Strumenti con problemi di interpretabilità o comunque troppo complicati tendono a produrre una maggiore variabilità nelle risposte, con conseguente riduzione dei valori di affidabilità della misura.

L’accettabilità da parte dei pazienti viene giudicata attraverso parametri diretti e indiretti, quali ad esempio l’intervista dell’interessato, la percentuale di risposta alle domande o il tempo di compilazione.

La fattibilità si riferisce alla semplicità nella gestione complessiva dei dati, cioè analizza il carico tecnico-amministrativo e, più in generale, i costi globali necessari per somministrare lo strumento. Tra le numerose variabili da considerare vi sono anche i tempi necessari per addestrare il personale a una corretta analisi dei parametri, per spiegare al paziente le norme per la compilazione o per raccogliere ed elaborare i dati (si pensi a questionari distribuiti per posta o a complesse procedure di calcolo dei punteggi finali).
Il fisioterapista che si accinge a utilizzare uno strumento di misura deve orientare la sua scelta non solo in base alla presenza delle caratteristiche psicometriche necessarie allo specifico obiettivo e contesto (preferendo strumenti la cui applicazione sia già stata collaudata in condizioni similari a quelle di interesse), ma anche ponendo attenzione ad aspetti di natura pratico-applicativa.
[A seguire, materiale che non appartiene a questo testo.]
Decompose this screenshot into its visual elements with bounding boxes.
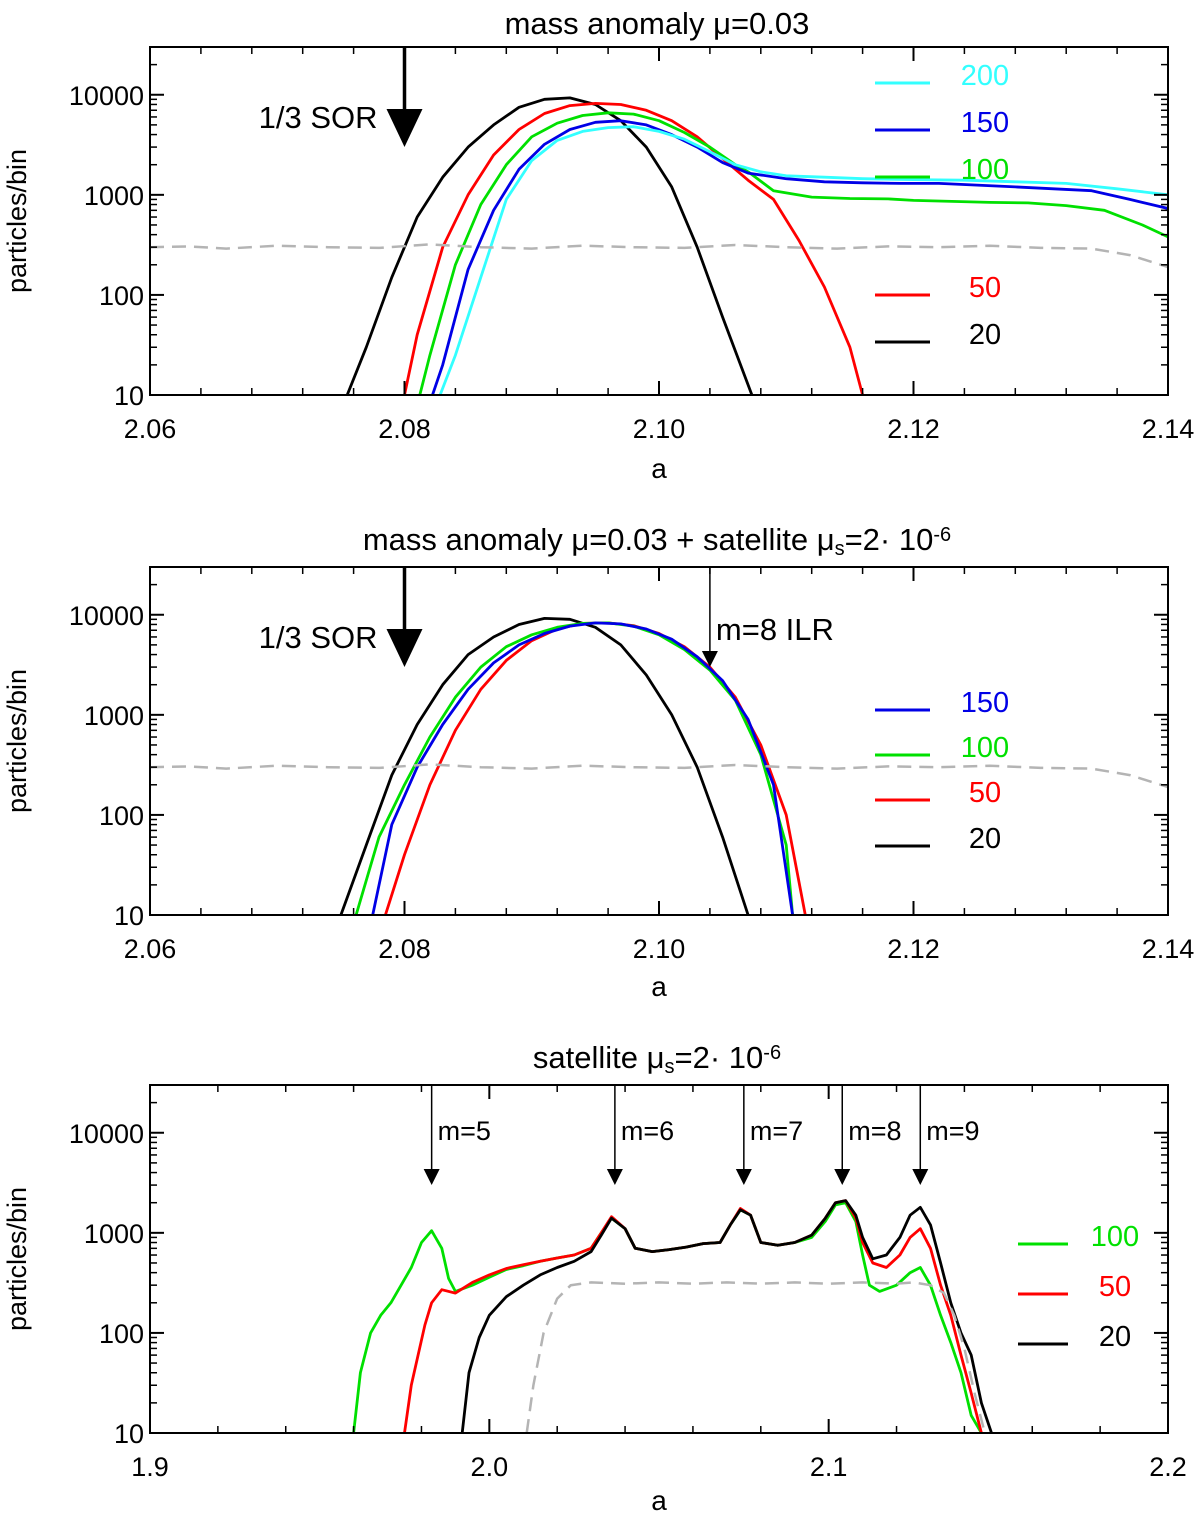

Il problema della lingua: processo di adattamento culturale di uno strumento.

In Italia come in numerose altre nazioni l’applicazione della maggior parte degli strumenti di misura
più affermati richiede – essendo essi stati sviluppati in paesi di lingua inglese – un accurato adattamento transculturale che garantisca la massima equivalenza semantica, idiomatica, concettuale e pratica, tra l’originale e la nuova versione (Franchignoni, 2003). Tale processo è complesso e prevede le seguenti fasi:

Gli strumenti tradotti e validati in italiano, in continuo aumento, sono raccolti e classificati in questo sito (link). Per alcuni di essi, scelti in base a rigidi criteri di robustezza clinimetrica e diffusione, sarà presto disponibile anche una scheda di approfondimento che ne illustrerà le caratteristiche, gli ambiti di applicazione e le modalità di interpretazione.

Per concludere

Molti progressi in questo settore sono relativamente recenti e vi è ancora la necessità di acquisire conoscenza circa le complesse relazioni tra interventi terapeutici, variabili cliniche e di contesto da una parte, e outcome del paziente dall’altra. Dunque, nonostante il continuo e sensibile progresso, la consapevole applicazione delle misure di outcome a procedure di economia sanitaria e di miglioramento di qualità delle decisioni cliniche individuali richiede ulteriori esperienze scientifiche (Wade, 2003).
Va infine ricordato che sussistono ancora numerosi limiti insiti nelle attuali metodiche di analisi dell’outcome, che richiedono estrema cautela soprattutto nell’interpretazione di punteggi “grezzi” tratti da scale di valutazione ordinali. Al fine di limitare i problemi tecnici di tipo psicometrico è auspicabile che siano utilizzati in modo crescente modelli statistici (come l’analisi di Rasch), che ricavino le reali caratteristiche metriche di una scala, in particolare l’unidimensionalità, la linearità dei punteggi e il grado di “difficoltà” degli item (Wright, 1982; Bond, 2001; Tesio, 2003).